– Нет! Ты не заслужила меня! – мой голос срывается, вытираю слезы рукой, обмазывая их о край платья. – Не заслужила видеть меня, знать меня! Вы выкинули нас из своей жизни! Вы могли бы приехать, когда я подросла, когда хотела иметь дедушку и бабушку, как все дети. Когда хотела ездить к вам на каникулы и слушать ваши истории! Вы заслужили одинокую старость, как и хотели, когда решили, что мой папа не достоин вашей дочери. А он был достоин! Мама была счастлива каждый день своей жизни! Она просыпалась с улыбкой и засыпала с ней же! Она не проронила ни одной слезинки, – закашливаюсь от комка в горле, появившегося от слез и ненависти к этим людям. – Мой папа обожал ее. Они были самыми счастливыми людьми… они…. Они никогда не кричали… никогда не ссорились… вы не заслужили быть в их доме! Это мой дом! Однажды я вернусь. Не смейте жить тут!
Голова кружится и я практически падаю, мои ноги становятся ватными, слишком слабыми, чтобы держать меня. Юра тут же оказывается рядом, и я опираюсь на него всем телом. Больше в этой жизни мне не на кого опереться. Он забирает из моих рук коробку с вещами родителей и ведет меня к выходу из комнаты.
Несколько секунд дед смотрит на Романова, а Юра на него. И старик отступает. По дороге забираю шубу, джинсы и ботинки, в которых прилетела. Юра оставляет меня в такси, ожидающем нас, а сам заходит в дом еще дважды, чтобы забрать все коробки и пакеты с вещами, которые я хочу взять с собой.
– Кристина, прошу, останься, – бабушка не отходит от машины, просовывая голову в открытое окно. – Ты нужна нам, а мы тебе. Мы семья. Мы справимся. Что ты будешь делать одна в чужой стране?
– Мы не семья, – кричу я охрипшим голосом. – И Россия мне не чужая! И я там не одна!
– Этой мой номер, – она просовывает в салон бумажный листок с написанными на нем цифрами, – позвони нам, прошу тебя.
В порыве гнева рву листок на маленькие части и выкидываю их в окно, не глядя, как те, подхваченные ветром, разносятся по все еще идеальному газону папы, которым он так гордился.
– Мэм, – Юра складывает в багажник последние вещи, – нам пора.
– Будь ты проклят, – ревет бабушка, злобно глядя на моего парня, – будь проклят, мальчишка! Как ты смеешь увозить от меня мою внучку?
– Было приятно с вами познакомиться, – уголок губ Юры стремительно ползет вверх, – вы очень милые люди.

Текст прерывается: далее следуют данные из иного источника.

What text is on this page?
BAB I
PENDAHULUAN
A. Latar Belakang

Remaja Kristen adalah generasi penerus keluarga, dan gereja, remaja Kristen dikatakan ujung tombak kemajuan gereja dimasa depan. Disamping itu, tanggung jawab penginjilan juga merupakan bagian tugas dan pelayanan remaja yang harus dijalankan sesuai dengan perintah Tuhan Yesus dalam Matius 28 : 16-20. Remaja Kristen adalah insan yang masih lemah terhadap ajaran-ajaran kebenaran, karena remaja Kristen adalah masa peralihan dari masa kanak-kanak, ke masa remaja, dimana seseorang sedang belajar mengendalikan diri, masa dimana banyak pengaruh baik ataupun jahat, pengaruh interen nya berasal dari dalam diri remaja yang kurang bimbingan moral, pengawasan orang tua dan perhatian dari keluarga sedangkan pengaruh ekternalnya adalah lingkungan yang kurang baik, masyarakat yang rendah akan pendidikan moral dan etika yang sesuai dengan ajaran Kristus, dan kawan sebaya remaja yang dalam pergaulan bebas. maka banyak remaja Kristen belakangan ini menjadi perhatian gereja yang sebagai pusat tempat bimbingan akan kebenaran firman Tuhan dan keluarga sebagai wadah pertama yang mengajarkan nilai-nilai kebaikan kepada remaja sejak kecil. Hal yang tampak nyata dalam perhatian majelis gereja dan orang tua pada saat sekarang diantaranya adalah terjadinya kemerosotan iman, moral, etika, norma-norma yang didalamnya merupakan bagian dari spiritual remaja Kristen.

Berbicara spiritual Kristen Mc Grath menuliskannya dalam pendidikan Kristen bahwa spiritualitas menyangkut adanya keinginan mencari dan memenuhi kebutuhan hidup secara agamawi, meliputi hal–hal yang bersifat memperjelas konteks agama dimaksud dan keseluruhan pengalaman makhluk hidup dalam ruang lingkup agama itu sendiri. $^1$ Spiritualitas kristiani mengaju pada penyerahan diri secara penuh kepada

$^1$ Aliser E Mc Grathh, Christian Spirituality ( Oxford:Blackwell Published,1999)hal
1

Парень обходит машину, так как бабушка загородила собой дверцу, и садится с другой стороны. Мы уезжаем. Я вжимаюсь в сильное и такое уверенное тело Романова и плачу всю дорогу.
В самолете сплю.
Юра не может лететь со мной в Москву. Он спешит в свою часть.
В Москве меня встречает Миша. Он помогает мне занести вещи в квартиру, но остаться не может. Завтра он уезжает в палаточный городок и не сможет проводить со мной время. Зато через пару недель должен приехать Леша. Он тоже не задержится долго в Москве, но обязательно заедет повидаться.
А в квартире меня ждет женщина, по возрасту схожая с моей бабушкой, и так же полновата. Только ее волосы покрашены в цвет спелого каштана, и она на целую голову выше меня. Это Роза, няня моего парня. И это наша первая встреча. Уверена, это Юра позвонил ей и попросил проконтролировать, как я добралась и все ли со мной хорошо.
– Ну вот и познакомились, – улыбается женщина. – Я так много слышала о тебе, Тина, – попадаю в объятия, – что успела заочно тебя полюбить.
Мне нравится ее голос. Спокойный и мелодичный, низкий но приятный.
– Вы Роза?
– Именно, и после всех рассказов Юрочки, я мечтала с тобой познакомиться. Но мальчишка вечно находил отговорки, чтобы не допускать меня к тебе. Думаю, – женщина подмигивает чуть мутным голубым глазом, – мой мальчик боится, что я расскажу тебе, как в детстве он заболел ветрянкой и бегал по дому голышом, весь измазанный зеленкой, при этом ревел, что никогда не отмоется от этого позора. Я покажу тебе фотографии.